A vida na cidade, ao contrário da do campo, parecia ser pródiga para novas experiências amorosas, como também a virulência das más línguas. Insistentes rumores davam conta de que o garanhão estaria mudando de gosto e investindo em mais uma mulher mais nova e bonita. O falatório, a essa altura dos acontecimentos, já ecoava no lar das feiosas, ameaçando a convivência do concubinato.
Se não bastasse a apreensão provocada pelos boatos, a brusca obstinação por um visual mais jovial, com direito à pintura e alisamento do cabelo, tratamento estético-facial e de uma completa reabilitação oral feita pelo dentista, dava a pista de que algo a mais poderia estar acontecendo. Ressabiadas e temendo que a desleal concorrente desequilibrasse o “jogo” as mulheres deram um ultimato: naquela casa só havia espaço para quem fosse feia, e a pena pelo descumprimento do aviso seria a castração.
A negativa de tamanha calúnia, porém, amenizou a situação, embora a desconfiança permanecesse. Entretanto, mesmo ameaçado o agricultor prosseguiu na aventura. Querendo aparentar mais juventude ainda, desprezando o senso do ridículo, buscara novamente os serviços do mesmo doutor, desta feita para confecção de uma prótese especial, a ser ornamentada por dispositivos usados em aparelhos ortodônticos, a fim de lhe conferir a aparência de um garotão.

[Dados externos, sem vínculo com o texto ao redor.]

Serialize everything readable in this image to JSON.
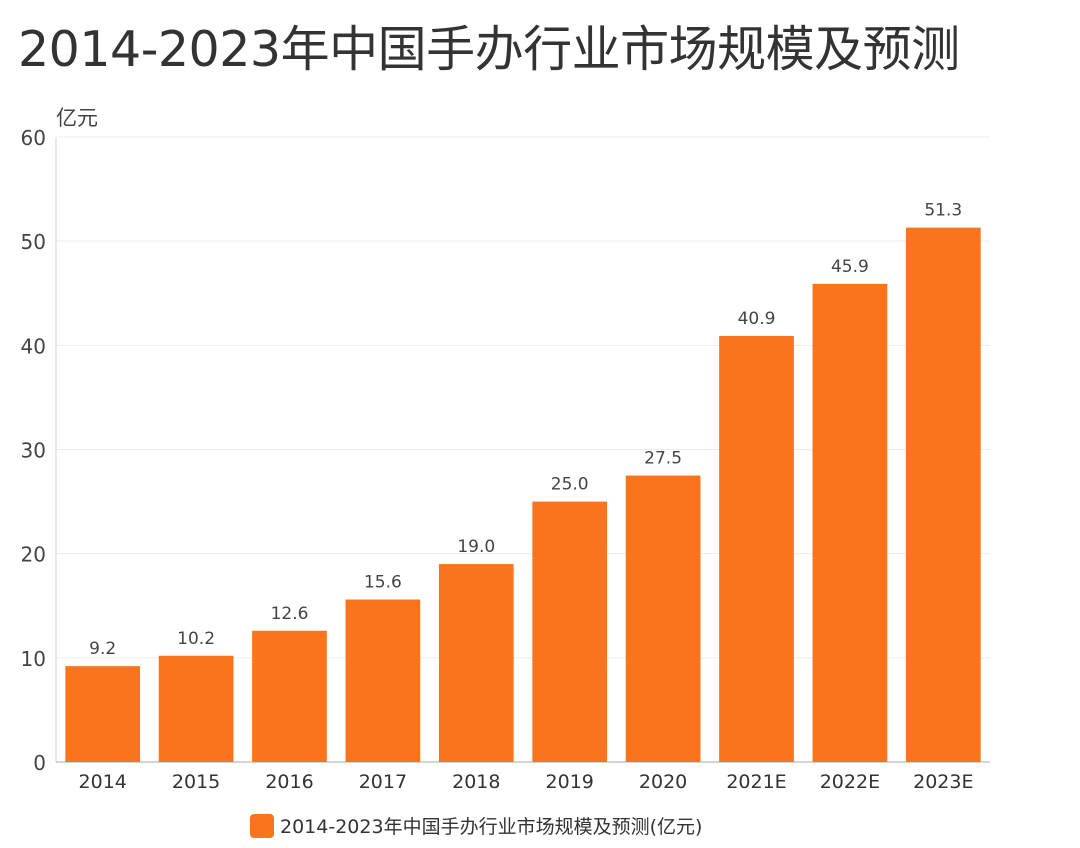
{
  "page_title": "2014-2023年中国手办行业市场规模及预测",
  "chart_data": {
    "type": "bar",
    "title": "2014-2023年中国手办行业市场规模及预测",
    "ylabel": "亿元",
    "xlabel": "",
    "categories": [
      "2014",
      "2015",
      "2016",
      "2017",
      "2018",
      "2019",
      "2020",
      "2021E",
      "2022E",
      "2023E"
    ],
    "series": [
      {
        "name": "2014-2023年中国手办行业市场规模及预测(亿元)",
        "values": [
          9.2,
          10.2,
          12.6,
          15.6,
          19.0,
          25.0,
          27.5,
          40.9,
          45.9,
          51.3
        ],
        "labels": [
          "9.2",
          "10.2",
          "12.6",
          "15.6",
          "19.0",
          "25.0",
          "27.5",
          "40.9",
          "45.9",
          "51.3"
        ]
      }
    ],
    "ylim": [
      0,
      60
    ],
    "yticks": [
      0,
      10,
      20,
      30,
      40,
      50,
      60
    ],
    "grid": true,
    "legend": "bottom-center",
    "bar_color": "#fa741e"
  }
}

O dentista, discretamente, arrumou uma desculpa e se negou a fazê-la, afinal não fazia nenhum sentido levar adiante tamanha aberração, que só poderia comprometer o seu prestígio profissional. Entretanto, como o que não se consegue por aqui, consegue-se em outro lugar, o novo ornamento acabou sendo elaborado, bem ao seu gosto. Restava agora o cuidado de escondê-lo das suas mulheres e usá-lo somente nos encontros com o seu novo amor.
Tudo estava dando certo até quando, numa noitada, o agricultor esqueceu a “dentadura ortodôntica” na casa da sua amante. Esta, na manhã seguinte, ao encontrá-la no banheiro, precipitadamente, recorreu ao primeiro transeunte que passava à sua porta, contratando-o para levá-la de volta ao seu dono. O portador, um sujeito conhecido pelo apelido de Catete, afamado por trocar os pés pelas mãos, cometeu mais um terrível equívoco ao fazer a entrega do objeto, que acabou nas mãos da mais temperamental das concubinas.
Foi um tumulto sem precedentes. O agricultor, temendo ser castrado, jurava tratar-se de um engano, alegando que aquilo não lhe pertencia. As feiosas, entretanto, queriam mais do que desculpas e decidiram fazê-lo experimentar a dentadura. Era a oportunidade mais eficaz de averiguar a verdade. Argumentando que não poria em sua boca algo que já havia sido usado por outro, o homem tentou escapar ao cerco. Seguiu-se, então, uma terrível luta corporal.
Entretanto, mesmo em desvantagem numérica, a refrega não foi suficiente para fazê-lo abrir a boca e permitir a troca de dentaduras. No calor do embate, a “prótese especial” foi jogada para o alto indo parar no chão, sendo acidentalmente esmagada pelo calcanhar e pelo peso dos 110 quilos, da mais velha.
Sem ter como comprovar a infidelidade, a saída para o impasse ficou a cargo do dentista da família, que, como responsável pelo tratamento, teria muito que revelar. Imediatamente, tomaram o rumo do seu consultório.
Surpreendido com a incômoda situação e ao mesmo tempo penalizado com a aflição daquelas senhoras, o doutor, de posse da ficha do “acusado” e imbuído do espírito esclarecedor dos pioneiros franceses, do Dr. Oscar Amoedo, do Dr. Gérman Basterrica e do Dr. Luiz Lustosa, descreveu estritamente todos os procedimentos realizados, como se estivesse fazendo uma espécie de perícia final, decisiva para acalmar os ânimos. A partir daí, por razões éticas, não falou mais nada. A paz, definitivamente, foi restabelecida.